Problem-Solver on the Platform: Driving Experience as a SoFi Product Manager

Written by Haley Reynolds | Jan 28, 2026 5:52:14 PM

Ever wondered what it's like to drive the experience behind a massive FinTech platform? We recently sat down with Mariel Salem, Product Manager at SoFi, to discuss her unique role, her career journey from big tech to FinTech, and the collaborative world of financial services product management.

A 'Mini CEO' and Chief Problem-Solver

Mariel sees the Product Manager (PM) role as being like a "mini CEO" of SoFi’s product, specifically in her role on the SoFi Plus & Benefits team. Her oversight spans technical execution, functionality, and, most importantly, the member experience. While PMs touch on aspects of marketing and growth, the core focus remains squarely on the product itself. Mariel's current focus is on the SoFi Plus membership and key member engagement initiatives such as managing subscriptions, rewards, and benefits to enhance the overall value proposition for SoFi members. Mariel seeks to understand problems, and as a PM is constantly identifying pain points and architecting solutions that seamlessly balance member needs with business objectives.

Collaboration and the FinTech Factor

While the role of a Product Manager is common in FinTech spaces, a key difference Mariel highlighted is SoFi’s collaborative structure. Unlike larger tech companies, SoFi PMs engage in shared decision-making. Mariel works closely with engineering and design teams: providing strategic direction to engineers and collaborating on the high-level vision with designers.

She noted that while there's a learning curve to mastering financial services concepts, the Member Business Unit at SoFi benefits from a high proportion of former big tech employees, bringing world-class expertise to the platform. Ultimately, it’s about balancing technical execution with creative design to deliver a seamless member experience.

Which of your past experiences gave you the most valuable insights into the why behind user behavior versus the how of delivery, and how do you balance those perspectives in your daily PM work?

I think my most valuable experience came from both my time in management consulting at a top global management firm and my time in Business Operations and Product Strategy at Google. Consulting taught me to live in ambiguity, move quickly, and structure messy, multi-variable problems into actionable insights. It trained me to obsess over the root cause ('the why') – the human motivation, the user pain point, and to validate hypotheses with data.

My time working with both hardware and software products  helped me gain the technical rigor needed as a Product Manager. I learned how systems actually work: data pipelines, product architecture, feature flagging, experimentation frameworks, and what it takes to deliver high-quality experiences at scale. That exposure gave me the “how” – the ability to reason about feasibility, sequence constraints, and tradeoffs with engineering.

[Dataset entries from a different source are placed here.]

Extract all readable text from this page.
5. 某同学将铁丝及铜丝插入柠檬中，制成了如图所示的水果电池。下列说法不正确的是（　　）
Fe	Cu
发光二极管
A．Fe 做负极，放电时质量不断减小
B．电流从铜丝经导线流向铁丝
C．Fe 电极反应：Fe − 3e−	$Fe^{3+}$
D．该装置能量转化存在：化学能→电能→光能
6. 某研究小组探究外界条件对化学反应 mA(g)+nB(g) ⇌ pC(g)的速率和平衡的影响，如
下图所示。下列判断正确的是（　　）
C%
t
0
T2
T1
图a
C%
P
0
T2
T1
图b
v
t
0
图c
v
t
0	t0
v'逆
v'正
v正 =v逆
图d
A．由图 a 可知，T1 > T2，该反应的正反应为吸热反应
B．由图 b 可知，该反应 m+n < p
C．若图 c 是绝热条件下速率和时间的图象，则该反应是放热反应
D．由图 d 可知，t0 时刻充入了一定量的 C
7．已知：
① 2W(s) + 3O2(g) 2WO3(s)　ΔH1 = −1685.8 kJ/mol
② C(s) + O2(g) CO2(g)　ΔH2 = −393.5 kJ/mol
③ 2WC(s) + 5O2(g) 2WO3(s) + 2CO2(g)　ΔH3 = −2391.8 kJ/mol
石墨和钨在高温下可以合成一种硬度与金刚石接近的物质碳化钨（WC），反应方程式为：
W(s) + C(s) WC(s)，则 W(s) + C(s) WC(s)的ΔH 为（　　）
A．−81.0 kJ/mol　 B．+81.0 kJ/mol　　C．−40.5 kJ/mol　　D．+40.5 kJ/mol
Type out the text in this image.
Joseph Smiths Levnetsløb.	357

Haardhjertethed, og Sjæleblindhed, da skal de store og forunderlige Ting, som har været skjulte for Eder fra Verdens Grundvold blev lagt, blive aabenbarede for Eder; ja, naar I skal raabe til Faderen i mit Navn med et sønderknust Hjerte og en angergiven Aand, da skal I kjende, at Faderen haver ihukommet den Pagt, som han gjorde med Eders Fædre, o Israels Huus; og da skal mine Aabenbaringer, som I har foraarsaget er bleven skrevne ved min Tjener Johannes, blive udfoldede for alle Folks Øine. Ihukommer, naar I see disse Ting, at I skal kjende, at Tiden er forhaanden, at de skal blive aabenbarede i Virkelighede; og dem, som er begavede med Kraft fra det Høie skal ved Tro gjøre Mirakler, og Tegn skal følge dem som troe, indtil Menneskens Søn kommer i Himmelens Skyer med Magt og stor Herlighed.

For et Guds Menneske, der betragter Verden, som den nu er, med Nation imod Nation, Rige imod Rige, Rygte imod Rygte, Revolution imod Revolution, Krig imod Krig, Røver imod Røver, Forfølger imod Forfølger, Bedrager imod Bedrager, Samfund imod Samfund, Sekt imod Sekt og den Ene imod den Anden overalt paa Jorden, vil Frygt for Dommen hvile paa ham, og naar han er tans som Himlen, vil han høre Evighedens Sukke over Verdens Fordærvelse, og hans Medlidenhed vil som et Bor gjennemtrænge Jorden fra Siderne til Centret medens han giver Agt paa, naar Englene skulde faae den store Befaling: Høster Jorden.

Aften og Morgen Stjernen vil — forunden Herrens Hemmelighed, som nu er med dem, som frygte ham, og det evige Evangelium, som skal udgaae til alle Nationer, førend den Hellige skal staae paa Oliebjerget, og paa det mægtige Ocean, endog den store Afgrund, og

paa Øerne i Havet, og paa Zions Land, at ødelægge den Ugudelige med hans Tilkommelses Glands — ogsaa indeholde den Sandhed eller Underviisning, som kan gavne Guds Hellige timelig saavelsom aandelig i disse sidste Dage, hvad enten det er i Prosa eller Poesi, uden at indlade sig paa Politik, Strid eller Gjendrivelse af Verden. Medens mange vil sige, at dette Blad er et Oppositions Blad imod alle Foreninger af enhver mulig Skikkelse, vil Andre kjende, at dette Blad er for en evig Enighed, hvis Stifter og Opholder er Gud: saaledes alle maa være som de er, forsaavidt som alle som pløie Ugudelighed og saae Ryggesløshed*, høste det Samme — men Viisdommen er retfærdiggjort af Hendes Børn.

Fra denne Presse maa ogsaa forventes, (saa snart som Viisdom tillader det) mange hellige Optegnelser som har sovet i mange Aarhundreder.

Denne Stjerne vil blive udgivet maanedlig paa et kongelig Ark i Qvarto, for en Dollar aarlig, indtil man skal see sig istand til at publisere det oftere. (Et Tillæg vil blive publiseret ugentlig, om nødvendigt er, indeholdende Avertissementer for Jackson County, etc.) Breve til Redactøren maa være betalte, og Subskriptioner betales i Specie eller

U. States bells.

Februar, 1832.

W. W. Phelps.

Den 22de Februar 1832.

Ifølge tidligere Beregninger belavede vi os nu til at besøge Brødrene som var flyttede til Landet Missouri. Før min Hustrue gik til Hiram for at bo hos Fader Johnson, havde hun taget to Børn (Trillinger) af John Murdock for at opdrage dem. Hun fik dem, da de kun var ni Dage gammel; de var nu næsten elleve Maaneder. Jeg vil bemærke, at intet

As a PM at SoFi, I balance both every day. The 'why' ensures we’re solving real member problems and building experiences that feel intuitive, trustworthy, and valuable. The “how” ensures we can deliver those solutions in a way that’s technically sound, scalable, and compliant in a highly regulated environment. Strong product outcomes happen only when those two perspectives reinforce each other, not compete with each other."

What is the single most unique or complex constraint you face as a Product Manager in the financial services sector and how does that constraint change your product strategy?

The most unique constraint in financial services is regulatory compliance, especially when you’re building a horizontal, member-facing product like SoFi Plus that touches deposits, lending, invest, rewards, and payments. Each product is governed by its own regulatory framework, but the member experience needs to feel unified, simple, and intuitive.

This constraint fundamentally changes how I think about product strategy. I can’t simply optimize for growth or friction reduction; every decision must also hold up to UDAAP (Unfair, Deceptive, or Abusive Acts or Practices), APY (Annual Percentage Yield) disclosures, reward eligibility rules, regulatory reporting, and data-handling requirements. Even seemingly small user experience decisions – button placement, copy, default selections carry legal implications.

Unlike PM roles at other tech companies, iteration isn’t just 'ship fast and test.' We have to design with extreme intentionality, document every assumption, validate risk early with Legal and Compliance, and build systems that are safe-by-design. It forces a higher bar of rigor, precision, and cross-functional alignment while also ensuring member trust.